Reputation: 175
Just now I'm trying to use libunistring in my c program.
I've to process UTF-8 string, and for it I used u8_strlen() function from libunistring library.
Code example:
void print_length(uint8_t *msg) {
printf("Default strlen: %d\n", strlen((char *)msg));
printf("U8 strlen: %d\n", u8_strlen(msg));
}
Just imagine that we call print_length()
with msg = "привет"
(cyrillic, utf-8 encoding).
I've expected that strlen()
should return 12 (6 letters * 2 bytes per letter), and
u8_strlen()
should return 6 (just 6 letters).
But I recieved curious results:
Default strlen: 12
U8 strlen: 12
After this I'm tried to lookup u8_strlen realization, and found this code:
size_t
u8_strlen (const uint8_t *s)
{
return strlen ((const char *) s);
}
I'm wondering, is it bug or it's correct answer? If it's correct, why?
Upvotes: 5
Views: 1151
Reputation: 3154
There is also the u8_mbsnlen
function
Function: size_t u8_mbsnlen (const uint8_t *s, size_t n)

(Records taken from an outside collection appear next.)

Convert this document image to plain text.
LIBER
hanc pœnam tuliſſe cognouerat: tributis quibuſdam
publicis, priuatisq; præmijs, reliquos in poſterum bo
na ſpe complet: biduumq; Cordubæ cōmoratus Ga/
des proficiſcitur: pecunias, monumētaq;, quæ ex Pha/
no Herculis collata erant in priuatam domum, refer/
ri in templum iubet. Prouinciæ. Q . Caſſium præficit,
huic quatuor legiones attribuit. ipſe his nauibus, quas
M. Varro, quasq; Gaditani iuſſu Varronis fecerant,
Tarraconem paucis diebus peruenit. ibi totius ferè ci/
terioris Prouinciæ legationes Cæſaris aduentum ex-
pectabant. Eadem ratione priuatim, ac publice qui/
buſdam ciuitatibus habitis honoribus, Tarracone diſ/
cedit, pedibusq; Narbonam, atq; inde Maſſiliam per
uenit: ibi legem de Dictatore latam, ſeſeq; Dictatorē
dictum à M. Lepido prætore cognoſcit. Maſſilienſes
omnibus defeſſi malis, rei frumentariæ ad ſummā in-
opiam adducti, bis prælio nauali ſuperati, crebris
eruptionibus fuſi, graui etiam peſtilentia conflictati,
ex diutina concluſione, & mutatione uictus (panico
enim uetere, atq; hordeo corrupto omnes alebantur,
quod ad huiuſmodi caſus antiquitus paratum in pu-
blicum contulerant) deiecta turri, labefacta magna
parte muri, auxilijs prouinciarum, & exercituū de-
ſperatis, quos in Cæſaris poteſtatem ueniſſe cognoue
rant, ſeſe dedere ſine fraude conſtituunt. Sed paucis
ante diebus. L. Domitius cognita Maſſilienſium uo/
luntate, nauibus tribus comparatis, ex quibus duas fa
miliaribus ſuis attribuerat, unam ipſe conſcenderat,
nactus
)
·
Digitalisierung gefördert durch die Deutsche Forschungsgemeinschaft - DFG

Counts and returns the number of Unicode characters in the n units from s.
This function is similar to the gnulib function mbsnlen, except that it operates on Unicode strings.
(link)
Unfortunately this needs you to pass in the length of the string in bytes as well.
Upvotes: 0
Reputation: 151
I believe this is the intended behavior.
The libunistring manual says that:
size_t u8_strlen (const uint8_t *s)
Returns the number of units in s.
Also in the manual, it defines what this "unit" is:
UTF-8 strings, through the type ‘uint8_t *’. The units are bytes (uint8_t).

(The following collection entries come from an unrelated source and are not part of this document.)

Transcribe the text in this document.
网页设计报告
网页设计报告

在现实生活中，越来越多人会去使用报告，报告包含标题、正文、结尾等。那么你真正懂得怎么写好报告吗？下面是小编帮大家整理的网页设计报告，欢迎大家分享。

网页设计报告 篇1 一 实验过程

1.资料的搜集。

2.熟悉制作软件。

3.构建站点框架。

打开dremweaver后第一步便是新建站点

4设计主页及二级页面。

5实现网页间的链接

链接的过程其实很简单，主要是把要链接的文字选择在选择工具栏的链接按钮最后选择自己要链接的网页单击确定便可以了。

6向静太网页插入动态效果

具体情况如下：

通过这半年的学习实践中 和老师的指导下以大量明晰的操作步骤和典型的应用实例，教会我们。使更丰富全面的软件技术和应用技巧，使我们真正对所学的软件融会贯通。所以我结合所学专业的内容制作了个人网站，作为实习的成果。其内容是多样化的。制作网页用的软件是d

I believe the reason they label the function u8_strlen
even though it does nothing more than the standard strlen
is that the library also has u16_strlen
and u32_strlen
for operation on UTF-16 and UTF-32 strings, respectively (which would count the number of 2-byte units until 0x0000, and 4-byte units until 0x00000000), and they included u8_strlen
simply for completeness.
GNU gnulib does however include mbslen
which probably does what you want:
mbslen function: Determine the number of multibyte characters in a string.
Upvotes: 7